Comprehensive application of denoising diffusion probabilistic models towards the automation of analog integrated circuit sizing
Azevedo, F. A.
; Lourenço, N.
;
Martins, R. M.
Expert Systems with Applications Vol. 290, Nº , pp. 128414 - 128414, September, 2025.
ISSN (print): 0957-4174
ISSN (online):
Scimago Journal Ranking: 1,85 (in 2024)
Digital Object Identifier: 10.1016/j.eswa.2025.128414
Abstract
In the past few decades, the problem of automating the sizing task of analog integrated circuit (IC) design has been a popular topic of research in the electronic design automation community. Traditionally, metaheuristics and optimization-based approaches have been explored to address this challenge, but each method has its own drawbacks and/or yield inefficient results’ production. Alternatively, recent advances in machine learning have also brought new perspectives at solving this particular problem. Particularly, artificial neural networks have been used in some works, but there is the common hurdle of small sizing datasets available to train the models in a supervised manner, and the fact that these models lack the ability to generalize beyond/outside their training data, as well as their tendency to fall into mode collapse. Therefore, to overcome these issues, in this paper, the focus is given on using denoising diffusion probabilistic models (DDPMs), a category of state-of-the-art diffusion models, to tackle the inverse problem of analog IC sizing. These models are trained to automatically determine the sizing of an analog IC when given only the set of constraints for its performance metrics.

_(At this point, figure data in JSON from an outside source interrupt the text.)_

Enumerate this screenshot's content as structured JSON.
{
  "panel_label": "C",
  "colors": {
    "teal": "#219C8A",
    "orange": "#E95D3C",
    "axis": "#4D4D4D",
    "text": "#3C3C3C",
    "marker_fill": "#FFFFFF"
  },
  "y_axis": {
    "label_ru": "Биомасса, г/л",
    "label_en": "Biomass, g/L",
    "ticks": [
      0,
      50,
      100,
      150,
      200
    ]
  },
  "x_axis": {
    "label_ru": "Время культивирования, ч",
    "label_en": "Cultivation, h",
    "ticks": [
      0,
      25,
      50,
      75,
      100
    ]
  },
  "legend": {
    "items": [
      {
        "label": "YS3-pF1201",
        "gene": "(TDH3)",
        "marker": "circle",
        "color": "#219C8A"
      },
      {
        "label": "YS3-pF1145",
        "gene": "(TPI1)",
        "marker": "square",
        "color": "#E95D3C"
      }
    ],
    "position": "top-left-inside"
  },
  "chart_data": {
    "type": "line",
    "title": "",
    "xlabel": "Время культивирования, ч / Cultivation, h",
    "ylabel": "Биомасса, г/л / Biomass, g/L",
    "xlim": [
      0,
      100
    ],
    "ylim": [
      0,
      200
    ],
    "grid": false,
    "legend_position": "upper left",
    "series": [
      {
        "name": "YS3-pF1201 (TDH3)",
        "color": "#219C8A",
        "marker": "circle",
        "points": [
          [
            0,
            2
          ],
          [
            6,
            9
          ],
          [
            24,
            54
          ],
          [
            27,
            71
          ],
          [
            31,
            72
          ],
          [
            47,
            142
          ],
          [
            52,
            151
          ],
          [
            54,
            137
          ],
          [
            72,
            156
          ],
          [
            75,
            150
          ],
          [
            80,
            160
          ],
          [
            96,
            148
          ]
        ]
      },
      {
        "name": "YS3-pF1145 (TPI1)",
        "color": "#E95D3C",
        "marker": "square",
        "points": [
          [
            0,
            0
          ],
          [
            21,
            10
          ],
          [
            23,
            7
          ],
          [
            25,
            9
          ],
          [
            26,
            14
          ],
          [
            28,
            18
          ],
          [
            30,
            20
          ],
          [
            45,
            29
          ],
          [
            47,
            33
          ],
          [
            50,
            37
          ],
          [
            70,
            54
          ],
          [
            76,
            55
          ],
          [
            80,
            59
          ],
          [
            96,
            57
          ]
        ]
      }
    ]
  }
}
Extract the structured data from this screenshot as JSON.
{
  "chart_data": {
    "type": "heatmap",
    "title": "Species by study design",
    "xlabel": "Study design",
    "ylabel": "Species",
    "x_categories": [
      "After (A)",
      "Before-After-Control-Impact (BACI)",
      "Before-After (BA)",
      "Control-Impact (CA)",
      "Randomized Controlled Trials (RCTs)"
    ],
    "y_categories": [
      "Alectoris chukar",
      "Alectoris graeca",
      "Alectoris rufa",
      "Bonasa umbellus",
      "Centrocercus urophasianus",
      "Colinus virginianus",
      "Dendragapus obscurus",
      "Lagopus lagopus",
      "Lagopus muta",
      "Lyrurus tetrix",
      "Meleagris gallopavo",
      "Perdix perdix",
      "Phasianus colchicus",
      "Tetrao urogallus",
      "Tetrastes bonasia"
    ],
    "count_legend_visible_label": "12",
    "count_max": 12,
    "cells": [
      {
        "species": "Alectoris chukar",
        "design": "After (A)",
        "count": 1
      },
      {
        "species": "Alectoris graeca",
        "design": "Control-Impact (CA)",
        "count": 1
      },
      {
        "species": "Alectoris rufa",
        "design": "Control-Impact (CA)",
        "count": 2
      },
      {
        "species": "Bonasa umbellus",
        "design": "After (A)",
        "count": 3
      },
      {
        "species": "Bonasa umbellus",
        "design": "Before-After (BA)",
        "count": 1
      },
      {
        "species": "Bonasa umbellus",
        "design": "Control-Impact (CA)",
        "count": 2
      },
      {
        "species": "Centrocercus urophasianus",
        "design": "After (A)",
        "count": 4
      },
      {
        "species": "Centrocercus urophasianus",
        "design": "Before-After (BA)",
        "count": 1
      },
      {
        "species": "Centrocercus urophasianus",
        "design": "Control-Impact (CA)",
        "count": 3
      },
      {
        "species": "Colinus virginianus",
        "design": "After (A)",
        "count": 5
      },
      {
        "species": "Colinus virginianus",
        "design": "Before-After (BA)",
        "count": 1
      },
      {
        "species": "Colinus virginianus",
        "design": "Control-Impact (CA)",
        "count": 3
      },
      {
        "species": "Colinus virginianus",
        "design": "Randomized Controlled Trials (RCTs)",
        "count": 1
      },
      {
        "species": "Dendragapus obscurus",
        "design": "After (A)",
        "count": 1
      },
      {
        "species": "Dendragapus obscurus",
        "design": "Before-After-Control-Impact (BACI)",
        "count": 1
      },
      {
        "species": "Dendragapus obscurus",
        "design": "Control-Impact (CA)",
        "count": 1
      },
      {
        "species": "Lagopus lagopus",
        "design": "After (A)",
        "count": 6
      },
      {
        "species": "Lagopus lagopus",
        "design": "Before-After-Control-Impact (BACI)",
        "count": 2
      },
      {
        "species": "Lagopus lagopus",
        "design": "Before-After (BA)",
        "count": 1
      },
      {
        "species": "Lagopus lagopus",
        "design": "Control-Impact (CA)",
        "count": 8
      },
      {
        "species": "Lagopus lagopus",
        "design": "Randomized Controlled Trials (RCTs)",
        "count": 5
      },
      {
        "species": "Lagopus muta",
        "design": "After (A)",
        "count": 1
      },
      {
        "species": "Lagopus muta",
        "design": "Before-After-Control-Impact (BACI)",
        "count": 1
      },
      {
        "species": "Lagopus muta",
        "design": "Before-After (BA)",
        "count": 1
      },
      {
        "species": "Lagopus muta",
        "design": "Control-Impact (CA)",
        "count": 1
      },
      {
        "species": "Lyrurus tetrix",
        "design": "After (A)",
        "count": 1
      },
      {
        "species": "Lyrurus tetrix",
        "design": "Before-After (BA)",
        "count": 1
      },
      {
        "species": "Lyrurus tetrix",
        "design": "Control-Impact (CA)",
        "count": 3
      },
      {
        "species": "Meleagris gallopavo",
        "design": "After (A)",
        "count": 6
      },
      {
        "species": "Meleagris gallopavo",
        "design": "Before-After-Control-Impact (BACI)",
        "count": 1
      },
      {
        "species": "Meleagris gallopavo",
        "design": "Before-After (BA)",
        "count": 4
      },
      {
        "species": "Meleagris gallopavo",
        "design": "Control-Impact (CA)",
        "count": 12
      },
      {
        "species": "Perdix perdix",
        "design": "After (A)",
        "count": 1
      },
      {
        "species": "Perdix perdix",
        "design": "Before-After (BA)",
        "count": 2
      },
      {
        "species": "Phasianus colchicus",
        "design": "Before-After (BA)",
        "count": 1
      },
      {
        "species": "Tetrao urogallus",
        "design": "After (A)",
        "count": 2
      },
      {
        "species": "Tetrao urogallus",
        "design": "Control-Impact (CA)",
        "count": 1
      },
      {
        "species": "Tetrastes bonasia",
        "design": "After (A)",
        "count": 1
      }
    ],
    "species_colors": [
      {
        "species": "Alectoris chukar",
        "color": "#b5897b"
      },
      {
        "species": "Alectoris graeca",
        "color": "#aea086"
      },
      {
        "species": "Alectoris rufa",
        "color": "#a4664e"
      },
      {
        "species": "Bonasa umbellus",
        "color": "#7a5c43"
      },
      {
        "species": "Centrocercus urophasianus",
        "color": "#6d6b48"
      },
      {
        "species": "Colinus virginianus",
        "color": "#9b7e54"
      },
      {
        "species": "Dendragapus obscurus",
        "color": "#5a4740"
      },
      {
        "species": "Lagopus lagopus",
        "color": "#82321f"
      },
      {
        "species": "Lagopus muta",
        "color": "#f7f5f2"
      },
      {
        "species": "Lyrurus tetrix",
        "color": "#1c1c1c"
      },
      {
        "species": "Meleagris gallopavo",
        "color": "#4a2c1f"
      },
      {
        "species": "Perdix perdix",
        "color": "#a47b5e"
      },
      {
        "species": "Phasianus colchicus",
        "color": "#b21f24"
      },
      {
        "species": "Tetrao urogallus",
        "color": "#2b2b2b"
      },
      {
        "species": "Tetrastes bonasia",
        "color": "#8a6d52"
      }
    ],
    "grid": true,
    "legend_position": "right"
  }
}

Several DDPM architectures are trained to gradually learn to remove noise, meaning that after training, they can produce new data from random noise samples. While previous work has shown that even a simple DDPM can sample promising sizing solutions in a small amount of time, this work takes one step further by employing a transformer architecture as the backbone of the model, learning a velocity equation of how the data changes between the noise addition steps. 100 sampled points are generated under 1 s, while revealing improved functional performance over other points generated by state-of-the-art approaches. These points can then be utilized as a starting point for further simulation-based optimizations until non-dominated optimal solutions are found. The use of these starting points saves, in some cases, more than 20,000 simulations when compared with randomized starting points, proving the model and pipeline’s efficiency. This work presents the first extensive study in the literature on the use of diffusion models to tackle the inverse problem of analog IC sizing, targeting multiple circuit topologies and integration technologies.